In Francia il dibattito si sta concentrando sul diritto d'autore. Motivo: l'introduzione di una nuova legge che esegua il dettato dell'Unione Europea. Ne parla Loic Le Meur.
Ma il dibattito è colto. Riprende quello che si era svolto nel Settecento.
Condorcet si chiedeva: «Chi può prentendere di appropriarsi delle idee che sono utili al progresso dell'umanità»? Diderot e Beaumarchais sostenevano invece che gli autori potevano reclamare a buon diritto la proprietà della loro opera. La Rivoluzione Francese riconobbe la proprietà intellettuale, aprendo la strada alla nascita della legislazione che vale tutt'ora.
Nel diritto d'autore c'è una rottura storica. Prima gli autori vivevano di sostegno pubblico, commesse e mecenatismo. Poi si mettono in proprio, diventando di fatto imprenditori di se stessi. Difficile dare torto a Condorcet: è sbagliato impedire la diffusione delle idee. Ma questo non implica che a fronte di quella diffusione ci sia anche una remunerazione per i creatori di quelle idee.

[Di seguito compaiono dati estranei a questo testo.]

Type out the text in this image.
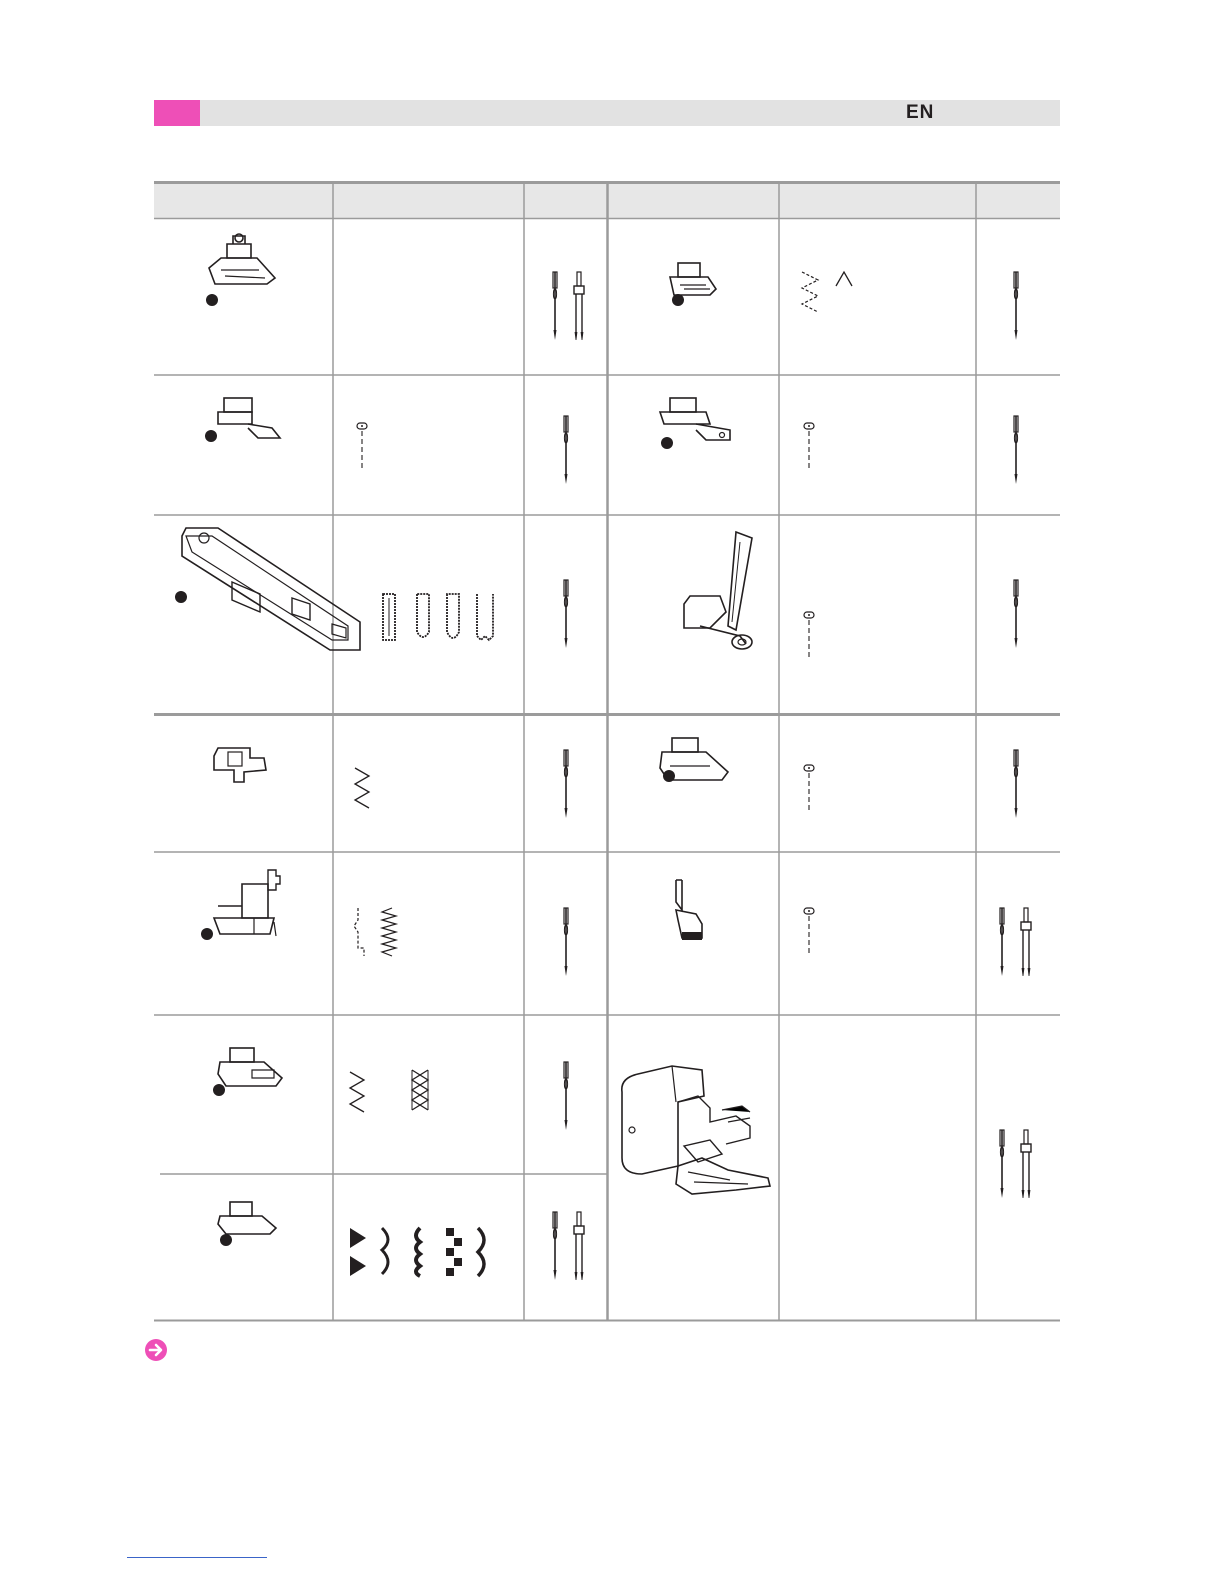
EN
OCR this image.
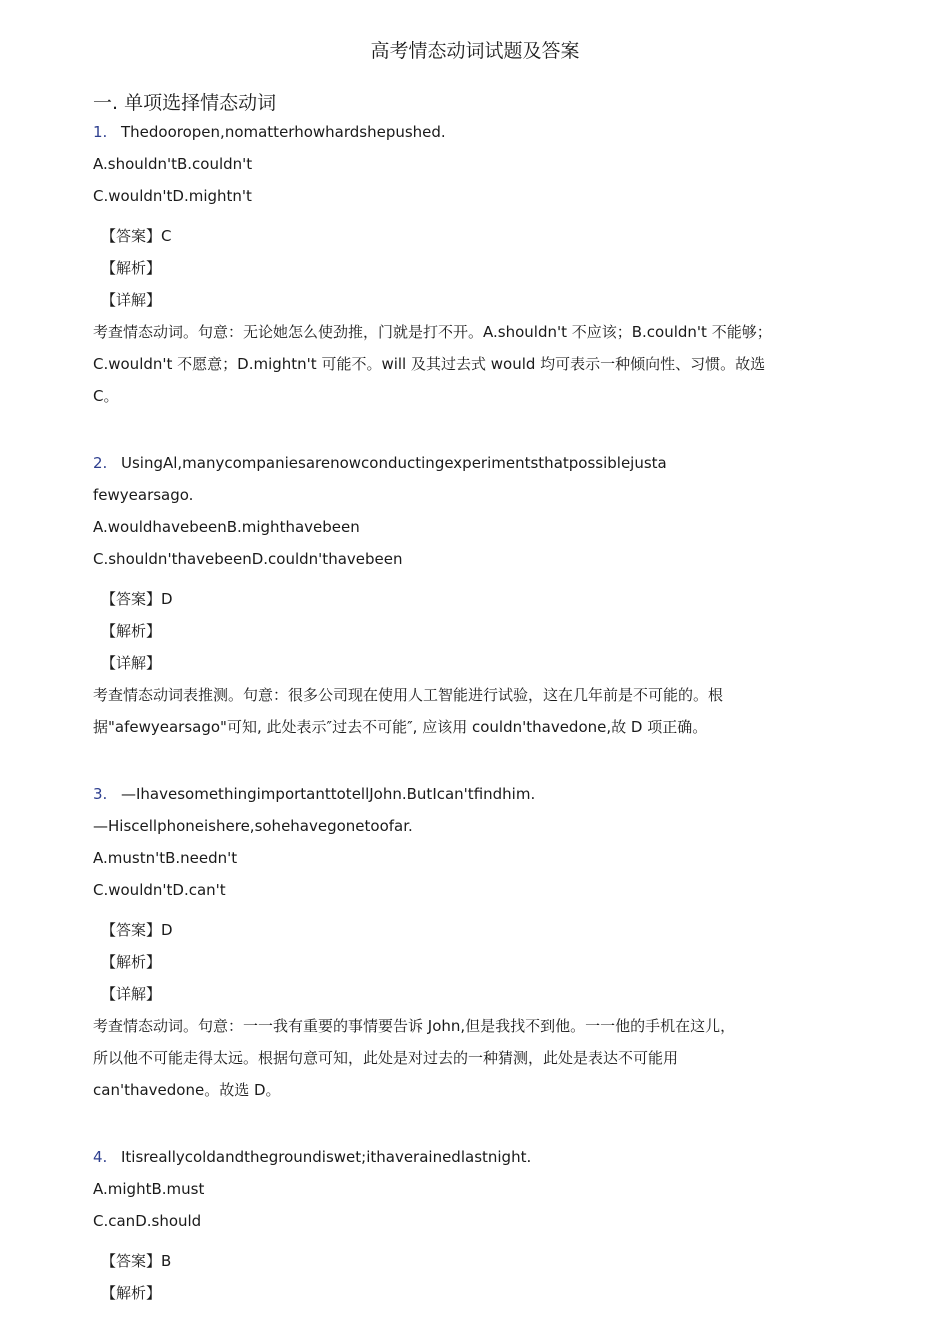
高考情态动词试题及答案
一. 单项选择情态动词
1. Thedooropen,nomatterhowhardshepushed.
A.shouldn'tB.couldn't
C.wouldn'tD.mightn't
【答案】C
【解析】
【详解】
考查情态动词。句意：无论她怎么使劲推，门就是打不开。A.shouldn't 不应该；B.couldn't 不能够；
C.wouldn't 不愿意；D.mightn't 可能不。will 及其过去式 would 均可表示一种倾向性、习惯。故选
C。
2. UsingAl,manycompaniesarenowconductingexperimentsthatpossiblejusta
fewyearsago.
A.wouldhavebeenB.mighthavebeen
C.shouldn'thavebeenD.couldn'thavebeen
【答案】D
【解析】
【详解】
考查情态动词表推测。句意：很多公司现在使用人工智能进行试验，这在几年前是不可能的。根
据"afewyearsago"可知, 此处表示″过去不可能″, 应该用 couldn'thavedone,故 D 项正确。
3. —IhavesomethingimportanttotellJohn.ButIcan'tfindhim.
—Hiscellphoneishere,sohehavegonetoofar.
A.mustn'tB.needn't
C.wouldn'tD.can't
【答案】D
【解析】
【详解】
考查情态动词。句意：一一我有重要的事情要告诉 John,但是我找不到他。一一他的手机在这儿，
所以他不可能走得太远。根据句意可知，此处是对过去的一种猜测，此处是表达不可能用
can'thavedone。故选 D。
4. Itisreallycoldandthegroundiswet;ithaverainedlastnight.
A.mightB.must
C.canD.should
【答案】B
【解析】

Il problema nasce quando tra gli autori e il pubblico si accresce - a dismisura - il potere degli intermediari. Gli editori prendono possesso dei canali di relazione tra il pubblico e gli autori e fanno pagare un pedaggio a fronte della loro attività di selezione, impacchettamento, distribuzione dei contenuti. Ma diventano in questo modo i veri proprietari di ciò che conta nella diffusione delle idee. Condorcet non doveva prendersela con gli autori, ma con gli editori...
La rivoluzione digitale cambia il potere degli editori, più che quello degli autori. Questi ultimi finiranno per trovare un loro modo di essere remunerati. Chi rischia sono gli editori che non si rinnovano, definendo meglio il loro ruolo e giocando sull'innovazione nel loro specifico. La selezione? Potrà avvenire per agenzie specializzate e reazioni sulla rete. L'impacchettamento? Sarà appannaggio delle strutture specializzate nel marketing. La distribuzione? Affare delle piattaforme.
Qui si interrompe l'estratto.